TLDR: We can lower the cost of healthcare and improve outcomes by breaking up healthcare monopolies and funding preventative measures.


Millions of America are one medical incident away from financial ruin. Millions more struggle between buying groceries, keeping the lights, or affording their medication. Instead of improving affordable healthcare access, our government has wasted billions on a failed war on drugs. This war has devastated communities across North and South America. Now is the time to put our money to work, to help people not to hurt them. I believe we can use these funds for research and allow responsible adults to use marijuana, expanding the tax basis. 

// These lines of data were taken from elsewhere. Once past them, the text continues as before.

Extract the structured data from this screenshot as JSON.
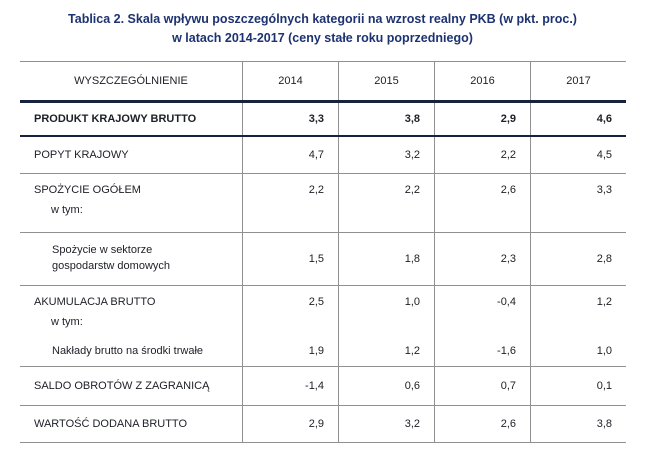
{
  "title": {
    "line1": "Tablica 2. Skala wpływu poszczególnych kategorii na wzrost realny PKB (w pkt. proc.)",
    "line2": "w latach 2014-2017 (ceny stałe roku poprzedniego)"
  },
  "colors": {
    "title_text": "#1d3271",
    "dark_rule": "#17223f",
    "light_rule": "#909090"
  },
  "table": {
    "header": {
      "label": "WYSZCZEGÓLNIENIE",
      "years": [
        "2014",
        "2015",
        "2016",
        "2017"
      ]
    },
    "rows": [
      {
        "label": "PRODUKT KRAJOWY BRUTTO",
        "values": [
          "3,3",
          "3,8",
          "2,9",
          "4,6"
        ]
      },
      {
        "label": "POPYT KRAJOWY",
        "values": [
          "4,7",
          "3,2",
          "2,2",
          "4,5"
        ]
      },
      {
        "label": "SPOŻYCIE OGÓŁEM",
        "sublabel": "w tym:",
        "values": [
          "2,2",
          "2,2",
          "2,6",
          "3,3"
        ]
      },
      {
        "label": "Spożycie w sektorze gospodarstw domowych",
        "values": [
          "1,5",
          "1,8",
          "2,3",
          "2,8"
        ]
      },
      {
        "label": "AKUMULACJA BRUTTO",
        "sublabel": "w tym:",
        "values": [
          "2,5",
          "1,0",
          "-0,4",
          "1,2"
        ]
      },
      {
        "label": "Nakłady brutto na środki trwałe",
        "values": [
          "1,9",
          "1,2",
          "-1,6",
          "1,0"
        ]
      },
      {
        "label": "SALDO OBROTÓW Z ZAGRANICĄ",
        "values": [
          "-1,4",
          "0,6",
          "0,7",
          "0,1"
        ]
      },
      {
        "label": "WARTOŚĆ DODANA BRUTTO",
        "values": [
          "2,9",
          "3,2",
          "2,6",
          "3,8"
        ]
      }
    ]
  }
}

Complicating our healthcare system further is our close government ties to Big Pharma. The United States government has handed a virtual monopoly to a handful of corporations that have addicted millions of Americans to opiates and prescription pain-killers. Despite a high human and economic cost, our legal representatives, seem unable to do anything about it. The idea of expanding Medicare to everyone is faulty for two reasons. First, it likely would not incentive Big Pharma to break up, leaving taxpayers fitting the bill for expensive medicine. Second, currently, 10% of Medicare’s budget goes to Fraud. Should this program get expanded, this problem will only worsen. Instead, these are concrete steps to lower cost and improve outcomes:  


·     Legalize Marijuana and Re-Classify Psychedelics

Richard Nixon’s administration enacted “tough” drug standards to criminalize counter-cultural movements and to break up social movements in African American communities working to enact change. We need to correct this injustice and have our drug designations based on facts, not politicians wanting to score political points.  

·     Fund Community Health

Preventive medicine is cheaper and more effective than reactive medicine that our system currently employs. I would move to fund community health initiatives in barbershops, beauty salons, places of worship, and community centers. We could catch critical illnesses earlier and save money treating conditions while they are more easily manageable. 

·     Lower Drug Prices

US drug prices are the highest among the 19 most developed countries. The pharma industry wants us to believe that we must pay higher rates to have the most cutting edge treatment and to drive innovation. However, many research studies have shown that in recent decades, the average number of drugs approved each year has been on the decline, innovation has slackened, and nearly half of the drugs approved by the FDA between 2005 and 2011 lacked any tangible benefits.

·     End Big Pharma Monopolies 

We can effectively lower the cost of healthcare and prescription drugs through healthy competition and open markets. The price of penicillin was driven down mainly through competition and anti-monopoly practices up until the 1960s. Then the US government’s priorities have shifted to encouraging monopolization in the pharmaceutical industry. Since 1995, 60 of the largest pharmaceutical companies have merged into just 10. As a result, drug prices soared. Instead of paying for expensive medications, the government should foster competition, enforce anti-trust policies, and force lower prices organically.

·     End Public Subsidies for Corporate Profits and Penalize Share Buybacks and Dividends

Between 2010 and 2016, the FDA approved 210 new medications. Every single one originated in a government or university-funded research lab. This research costs the US taxpayer ~$33 billion every year. Never ones to miss out on a corporate handout, policymakers have passed legislation that facilitated the transfer of this research into the hands of private partners. 99% of the profits generated by the largest drug companies as a result of this legislation went to industry executives and major shareholders through buybacks and dividends. I believe the government should penalize this behavior and end public subsidies, which would require drug companies to reinvest their profits in research and development.

·     Criminal Liability for Opioid Executives

The Opioid and now Heroin crisis has devastated North Texas communities. Big Pharma executives viewed our neighbors as cash cows, who were bled dry by corporate greed. These same companies are more concerned with creating a drug you take for the rest of your life, not one that cures you. Our Justice and Regulatory agencies have enabled this behavior by only requiring these companies to pay small fines. Since Enron, the government fears to go after corporate executives and does not seem to mind the carnage that is left behind. I would call for criminal investigations into corporate executives, who have hidden behind corporate immunity, while knowingly addicting millions of Americans to opioids through predatory marketing tactics.